Sytuacji tej nie zmieniła początkowo nawet śmierć Stalina w 1953 r. Ale choć stalinizm potępiono otwarcie dopiero w 1956 r., już co najmniej rok wcześniej Bierut zaczął się obawiać o swoje życie. Wanda Górska była przy nim obecna w 1955 r. Jak wspominała:
„Sierpień 1955 r. towarzysz Bierut spędzał w Nałęczowie. Właśnie w czasie tego urlopu zapadł na grypę. Po powrocie do Warszawy za moją namową i na moją prośbę porozumiano się z władzami radzieckimi, które zaprosiły towarzysza Bieruta do Związku Radzieckiego na kurację. Przebywał w Berwisze. Był strasznie słaby, wyczerpany, ale tam otoczony był troskliwą opieką lekarzy i całego personelu. Przebywał tam dość długo. Nastąpiła lekka poprawa, ale po powrocie do Warszawy znów pogrążył się w pracy, nie bacząc na stan zdrowia, nie oszczędzając się zupełnie. Pewnej nocy, w grudniu tego roku znów zapadł na zdrowiu. Byliśmy w Konstancinie, gdzie miał przydzieloną willę i gdzie wyjeżdżał, gdy był zmęczony. Około 4-ej nad ranem zawiadomił mnie, że czuje się źle i potrzebuje pomocy lekarskiej. Powiedziałam, że zaraz sprowadzę prof. Fejgina, pod którego opieką pozostawał, ale gdy to usłyszał, rozgniewał się i powiedział – nie sprowadzajcie mi tu profesorów, proszę mi sprowadzić pierwszego lekarza z książki telefonicznej”.

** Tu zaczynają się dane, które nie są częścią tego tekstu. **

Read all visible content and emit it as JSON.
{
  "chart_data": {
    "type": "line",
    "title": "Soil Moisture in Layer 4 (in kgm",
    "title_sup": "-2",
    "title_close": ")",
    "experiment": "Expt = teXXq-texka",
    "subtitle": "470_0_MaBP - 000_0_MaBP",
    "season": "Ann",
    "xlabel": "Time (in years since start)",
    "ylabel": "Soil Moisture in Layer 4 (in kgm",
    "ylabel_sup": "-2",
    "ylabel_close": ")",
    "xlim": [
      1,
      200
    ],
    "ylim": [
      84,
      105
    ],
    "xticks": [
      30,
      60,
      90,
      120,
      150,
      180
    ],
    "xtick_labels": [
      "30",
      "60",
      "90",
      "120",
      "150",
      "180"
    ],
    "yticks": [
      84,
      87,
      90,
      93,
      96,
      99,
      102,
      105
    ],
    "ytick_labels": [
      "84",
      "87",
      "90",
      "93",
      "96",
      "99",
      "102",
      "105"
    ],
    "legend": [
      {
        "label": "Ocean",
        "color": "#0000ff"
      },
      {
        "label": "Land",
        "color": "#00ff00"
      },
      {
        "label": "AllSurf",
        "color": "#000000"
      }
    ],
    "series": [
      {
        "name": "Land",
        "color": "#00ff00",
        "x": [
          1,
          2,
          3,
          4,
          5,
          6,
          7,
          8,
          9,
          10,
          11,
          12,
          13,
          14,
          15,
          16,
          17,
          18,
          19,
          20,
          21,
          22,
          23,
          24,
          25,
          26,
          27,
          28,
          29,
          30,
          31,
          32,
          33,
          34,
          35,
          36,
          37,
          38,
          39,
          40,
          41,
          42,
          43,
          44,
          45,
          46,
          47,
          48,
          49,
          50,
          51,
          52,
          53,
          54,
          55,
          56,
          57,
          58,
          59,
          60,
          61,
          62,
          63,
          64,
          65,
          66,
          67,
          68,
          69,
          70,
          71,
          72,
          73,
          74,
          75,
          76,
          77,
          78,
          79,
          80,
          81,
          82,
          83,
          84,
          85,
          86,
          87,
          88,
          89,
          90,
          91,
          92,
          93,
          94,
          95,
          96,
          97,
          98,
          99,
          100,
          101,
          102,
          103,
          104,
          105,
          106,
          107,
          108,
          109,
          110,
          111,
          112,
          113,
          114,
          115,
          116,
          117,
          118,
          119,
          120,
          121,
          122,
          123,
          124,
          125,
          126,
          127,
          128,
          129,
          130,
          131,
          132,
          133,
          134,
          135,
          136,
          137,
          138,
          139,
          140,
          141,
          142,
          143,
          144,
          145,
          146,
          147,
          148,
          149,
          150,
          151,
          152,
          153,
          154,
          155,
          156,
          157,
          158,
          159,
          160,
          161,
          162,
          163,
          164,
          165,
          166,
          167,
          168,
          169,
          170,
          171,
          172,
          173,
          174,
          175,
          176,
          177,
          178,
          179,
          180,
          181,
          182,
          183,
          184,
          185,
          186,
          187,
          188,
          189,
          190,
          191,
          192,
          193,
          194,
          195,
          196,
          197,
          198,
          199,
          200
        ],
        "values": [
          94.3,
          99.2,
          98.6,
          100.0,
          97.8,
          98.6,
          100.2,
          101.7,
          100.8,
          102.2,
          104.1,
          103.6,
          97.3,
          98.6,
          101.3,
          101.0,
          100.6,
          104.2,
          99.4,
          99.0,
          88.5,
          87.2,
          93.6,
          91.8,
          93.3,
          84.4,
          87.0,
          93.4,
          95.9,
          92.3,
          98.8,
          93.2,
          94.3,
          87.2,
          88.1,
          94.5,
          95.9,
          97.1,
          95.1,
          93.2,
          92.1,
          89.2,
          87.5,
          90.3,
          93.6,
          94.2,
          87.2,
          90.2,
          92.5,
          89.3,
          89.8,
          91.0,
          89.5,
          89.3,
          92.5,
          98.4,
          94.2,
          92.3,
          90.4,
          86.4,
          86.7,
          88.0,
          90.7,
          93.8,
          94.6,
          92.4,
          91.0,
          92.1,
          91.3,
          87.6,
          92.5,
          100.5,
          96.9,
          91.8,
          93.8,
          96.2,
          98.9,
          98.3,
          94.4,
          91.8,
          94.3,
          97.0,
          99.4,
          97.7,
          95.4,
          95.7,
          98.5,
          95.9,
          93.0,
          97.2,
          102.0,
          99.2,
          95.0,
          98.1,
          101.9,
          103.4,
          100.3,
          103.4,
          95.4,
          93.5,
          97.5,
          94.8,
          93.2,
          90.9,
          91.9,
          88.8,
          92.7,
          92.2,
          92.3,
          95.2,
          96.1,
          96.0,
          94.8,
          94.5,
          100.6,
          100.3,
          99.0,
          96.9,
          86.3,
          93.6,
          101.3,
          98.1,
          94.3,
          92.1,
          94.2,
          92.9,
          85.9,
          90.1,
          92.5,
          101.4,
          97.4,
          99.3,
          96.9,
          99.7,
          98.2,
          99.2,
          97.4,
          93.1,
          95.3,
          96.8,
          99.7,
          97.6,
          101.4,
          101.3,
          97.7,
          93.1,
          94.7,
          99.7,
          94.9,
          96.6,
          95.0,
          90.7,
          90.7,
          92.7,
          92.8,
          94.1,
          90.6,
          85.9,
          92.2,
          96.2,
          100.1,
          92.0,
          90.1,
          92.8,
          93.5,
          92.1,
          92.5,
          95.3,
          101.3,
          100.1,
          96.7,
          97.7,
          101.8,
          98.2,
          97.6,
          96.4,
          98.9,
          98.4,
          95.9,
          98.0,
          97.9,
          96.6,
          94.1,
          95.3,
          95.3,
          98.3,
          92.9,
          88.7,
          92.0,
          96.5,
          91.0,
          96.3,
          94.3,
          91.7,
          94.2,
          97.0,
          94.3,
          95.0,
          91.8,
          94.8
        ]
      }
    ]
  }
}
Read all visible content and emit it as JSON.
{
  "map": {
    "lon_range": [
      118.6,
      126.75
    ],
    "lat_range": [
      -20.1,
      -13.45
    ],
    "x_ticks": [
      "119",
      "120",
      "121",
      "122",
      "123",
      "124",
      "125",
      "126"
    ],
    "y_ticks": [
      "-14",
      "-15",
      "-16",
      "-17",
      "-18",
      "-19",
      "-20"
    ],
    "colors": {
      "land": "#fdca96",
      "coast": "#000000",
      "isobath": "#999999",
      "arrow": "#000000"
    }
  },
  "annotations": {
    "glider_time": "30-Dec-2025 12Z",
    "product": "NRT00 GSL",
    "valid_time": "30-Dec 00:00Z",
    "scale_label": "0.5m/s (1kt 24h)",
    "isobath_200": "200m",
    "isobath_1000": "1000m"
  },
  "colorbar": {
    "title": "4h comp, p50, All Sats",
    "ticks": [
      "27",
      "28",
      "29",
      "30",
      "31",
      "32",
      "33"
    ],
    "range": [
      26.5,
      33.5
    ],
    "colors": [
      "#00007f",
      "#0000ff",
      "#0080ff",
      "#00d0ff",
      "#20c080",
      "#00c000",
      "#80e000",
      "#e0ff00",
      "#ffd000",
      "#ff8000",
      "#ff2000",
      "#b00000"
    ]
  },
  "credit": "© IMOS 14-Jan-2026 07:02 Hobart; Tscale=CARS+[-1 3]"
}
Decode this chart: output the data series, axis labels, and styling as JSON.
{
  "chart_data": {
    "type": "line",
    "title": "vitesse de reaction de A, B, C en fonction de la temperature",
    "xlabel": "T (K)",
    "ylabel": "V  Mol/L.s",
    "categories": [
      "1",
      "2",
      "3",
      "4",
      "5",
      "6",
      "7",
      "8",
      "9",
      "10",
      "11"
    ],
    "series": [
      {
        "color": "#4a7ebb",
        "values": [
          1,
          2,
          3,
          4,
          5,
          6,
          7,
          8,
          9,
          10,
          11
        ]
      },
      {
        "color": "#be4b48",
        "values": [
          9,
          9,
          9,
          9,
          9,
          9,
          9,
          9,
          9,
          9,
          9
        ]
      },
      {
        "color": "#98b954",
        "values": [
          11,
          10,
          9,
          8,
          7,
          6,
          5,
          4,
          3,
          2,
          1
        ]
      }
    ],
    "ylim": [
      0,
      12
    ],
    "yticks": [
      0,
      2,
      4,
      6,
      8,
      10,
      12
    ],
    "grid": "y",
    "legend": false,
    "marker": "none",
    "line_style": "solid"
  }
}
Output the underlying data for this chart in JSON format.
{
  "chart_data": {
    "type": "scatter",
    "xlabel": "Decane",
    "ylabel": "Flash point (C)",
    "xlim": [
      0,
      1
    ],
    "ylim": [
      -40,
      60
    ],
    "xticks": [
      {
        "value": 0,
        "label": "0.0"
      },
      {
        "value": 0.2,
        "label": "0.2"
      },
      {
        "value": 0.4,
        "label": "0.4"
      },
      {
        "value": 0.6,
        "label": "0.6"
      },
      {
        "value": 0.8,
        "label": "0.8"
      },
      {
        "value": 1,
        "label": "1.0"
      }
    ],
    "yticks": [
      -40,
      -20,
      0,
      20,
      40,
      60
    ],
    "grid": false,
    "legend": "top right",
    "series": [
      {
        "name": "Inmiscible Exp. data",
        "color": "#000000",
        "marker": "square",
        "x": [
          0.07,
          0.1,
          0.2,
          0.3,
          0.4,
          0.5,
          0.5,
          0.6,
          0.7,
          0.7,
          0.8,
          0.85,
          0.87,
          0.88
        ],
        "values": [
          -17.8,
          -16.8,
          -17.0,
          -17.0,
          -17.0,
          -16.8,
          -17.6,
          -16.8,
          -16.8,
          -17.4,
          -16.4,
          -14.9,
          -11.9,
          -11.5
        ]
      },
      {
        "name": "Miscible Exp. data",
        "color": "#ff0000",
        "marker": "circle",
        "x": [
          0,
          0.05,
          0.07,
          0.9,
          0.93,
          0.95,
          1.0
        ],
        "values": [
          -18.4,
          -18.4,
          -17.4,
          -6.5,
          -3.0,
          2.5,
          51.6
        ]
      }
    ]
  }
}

Mowa tu o Mieczysławie Fejginie, jednym z katów bezpieki, który istotnie z wykształcenia był lekarzem. Nie wiadomo, czy na pewno to on właśnie ostatecznie doprowadził do śmierci Bieruta, ale wydaje się to całkiem prawdopodobne. Tak jak bardziej niż prawdopodobne jest to, że nastąpiło to za zgodą Moskwy pozbywającej się reliktów stalinizmu. Już z relacji Górskiej widać, że Bierut się bał. Potwierdzają to jej dalsze opowieści. Pod koniec lutego 1956 r. mimo złego stanu zdrowia był w Moskwie na XX Zjeździe Komunistycznej Partii Związku Radzieckiego. Czuł się jednak coraz gorzej:
„Pokój zamieniono w salę szpitalną. Kręciło się pełno obcych osób, lekarzy, profesorów. Zadzwoniłam do Warszawy, powiedziałam, że tow. Bierut miał zapaść, że jest źle, że proszę, ażeby przyjechali. Przyjechał Berman i prof. Fejgin, ale nie pokazywali się tow. Bierutowi, nie chcąc go niepokoić. Nie wiedział więc o ich przybyciu do Moskwy”.
Wreszcie notatka z 12 marca 1956 r.: „Tam zastałam już profesorów Markowa i Fejgina. Jeden trzyma rękę, drugi robi jakiś zastrzyk, miny mają skupione. Wreszcie odwracają się, opadają im dosłownie ręce. Chory nie żyje. Była godzina 11 czasu moskiewskiego, czyli 9 rano naszego czasu”.